Parte da pesquisa mais ampla foi realizada em um Centro Universitário privado

com tempo significativo de atuação no Distrito Federal. O Centro Universitário,

denominado nesta pesquisa como UNI Centro, é uma instituição de ensino superior

pluricurricular que apresenta em seu estatuto social, Art 1º, ser uma instituição

educacional de ensino, pesquisa e extensão que goza de autonomia acadêmica,

pedagógica, administrativa e disciplinar, nos termos da lei (Estatuto do UNI Centro,

2001). A IES assume um compromisso social para além do previsto na regulamentação

da lei, apontando a intencionalidade de avanço na qualidade da educação que propõe

desenvolver em seus cursos pelo tripé: ensino, pesquisa e extensão.
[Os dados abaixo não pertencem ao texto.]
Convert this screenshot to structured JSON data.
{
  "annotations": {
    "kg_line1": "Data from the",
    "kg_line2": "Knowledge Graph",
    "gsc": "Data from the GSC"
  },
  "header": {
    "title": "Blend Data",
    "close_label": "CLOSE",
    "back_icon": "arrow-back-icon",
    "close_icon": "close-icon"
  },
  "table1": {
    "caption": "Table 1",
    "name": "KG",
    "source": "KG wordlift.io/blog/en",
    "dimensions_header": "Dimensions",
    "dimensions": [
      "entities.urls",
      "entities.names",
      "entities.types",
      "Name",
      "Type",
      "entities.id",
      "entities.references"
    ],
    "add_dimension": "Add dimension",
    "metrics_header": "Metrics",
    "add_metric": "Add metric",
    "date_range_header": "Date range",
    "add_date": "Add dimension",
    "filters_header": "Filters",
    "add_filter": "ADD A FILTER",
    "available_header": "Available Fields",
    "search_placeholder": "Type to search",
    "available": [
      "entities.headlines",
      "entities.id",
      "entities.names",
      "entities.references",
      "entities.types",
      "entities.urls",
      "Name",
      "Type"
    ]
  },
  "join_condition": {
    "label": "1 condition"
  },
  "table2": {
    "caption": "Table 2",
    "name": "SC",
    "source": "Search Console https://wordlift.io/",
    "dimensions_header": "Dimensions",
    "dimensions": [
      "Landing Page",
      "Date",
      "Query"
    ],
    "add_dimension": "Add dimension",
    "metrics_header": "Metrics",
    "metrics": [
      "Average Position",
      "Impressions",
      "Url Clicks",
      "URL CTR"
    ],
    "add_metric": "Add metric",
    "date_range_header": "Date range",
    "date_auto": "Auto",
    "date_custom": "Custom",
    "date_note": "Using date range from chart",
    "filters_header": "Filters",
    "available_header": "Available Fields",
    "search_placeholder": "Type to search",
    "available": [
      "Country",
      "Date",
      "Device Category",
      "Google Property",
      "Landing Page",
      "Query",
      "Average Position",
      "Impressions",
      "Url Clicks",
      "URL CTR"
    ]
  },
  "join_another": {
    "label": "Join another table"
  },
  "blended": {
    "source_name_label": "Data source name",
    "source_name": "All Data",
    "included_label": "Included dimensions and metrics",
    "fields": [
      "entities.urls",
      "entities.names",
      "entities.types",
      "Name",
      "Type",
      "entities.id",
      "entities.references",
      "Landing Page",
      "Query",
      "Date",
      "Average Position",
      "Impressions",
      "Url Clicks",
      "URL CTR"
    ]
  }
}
A instituição é constituída por três faculdades: Faculdade de Ciências da

Educação e Saúde (FACES), Faculdade de Tecnologia e Ciências Sociais Aplicadas

(FATECS) e Faculdade de Ciências Jurídicas e Sociais (FAJS). O Curso de Direito da

FAJS, em 2011, totalizava 6.580 estudantes, distribuídos nos três turnos: matutino,

vespertino e noturno; e 190 docentes.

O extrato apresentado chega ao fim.